Two media-filtered subjects symbolise 1950s preoccupations in the second stanza. The second world war, a hauntingly incomplete memory for Dunn’s generation, has already been subjected to revision, sanitised and glamorised by the film, The Battle of the River Plate. Closer to home, Rock Around the Clock demonstrates the leap from old-fashioned, parental patriotism to the new generation’s excited self-discovery through music and rebellion. Exotic words, “brio” and “panache”, stand out against the plain English in which the speaker announces that Rock Around the Clock “made far more sense” to the young adolescents – it presumably produced a more immediate impression on their senses, too. The final quartet of adjectives, another decisive closing line, sums up the power and impotence of the war film. It’s revealing that, even in 1956, crucial experiences and insights are delivered by the media.
There’s no sentimentality about rock’n’roll in the cinema aisles. The third stanza moves us on, with a reluctantly affectionate almost parodic nod to a couple of long-lived brand names. The “happy girl and boys” who were the Ovaltineys are enlisted as a simile, and the image of the neatly-shod children of the popular adverts blends grammatically into the “looking back” that “[really] catches up on you …” Nostalgia isn’t so easily averted, and so the speaker’s gaze is drawn more closely to the class photograph.
In a striking reverse chronology, these “be-blazered” students are “pensioners in disguise / As who they were, a pictured epitaph”. The non-recognition is jokily expressed in a contemporary demotic (“Who he? Who she?”), but the explanation moves swiftly from the comedy of reversal to the sad inevitability of the young faces forming their own epitaph. Then, as if in counterweight to the first stanza, the political theme returns, and neat technical footwork makes history fly, from the 50s to the present. An oblique reference to loss of empire (“Pillar boxes still red, though not much else is”) appropriately gets mated with “scarcely visible orthodoxies” before the poem asserts a triad of values, “Democracy, dissent and the NHS”, an ideal that feels far from dated and far from realised in 2018. The “global urgency” and “destructive wars” heighten the relevance.
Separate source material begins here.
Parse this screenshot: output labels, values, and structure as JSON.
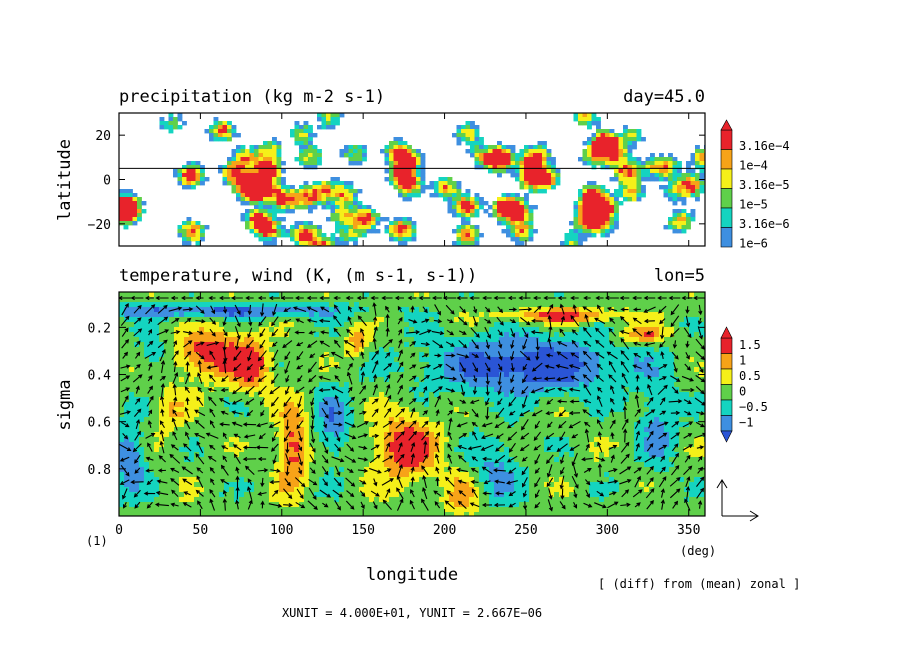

That closing emphasis on the NHS revitalises the title’s pun on “class”. It’s a reminder that what the National Health Service fundamentally stands for is equality. That’s why it “underpins our civic decency”. So the light touch again firms up, while the tone remains sensible, staunch in its values but not sermonising. Although it originated as a commission, and the poem performs a coolly well-informed objectivity, its speaker is not disengaged. Dissenting moments of personal emotion and an underlying political intensity are allowed to disturb the surface, and the conflict is enriching.
• Class Photograph is included in Douglas Dunn’s latest collection, The Noise of a Fly, which was shortlisted for the 2017 TS Eliot prize.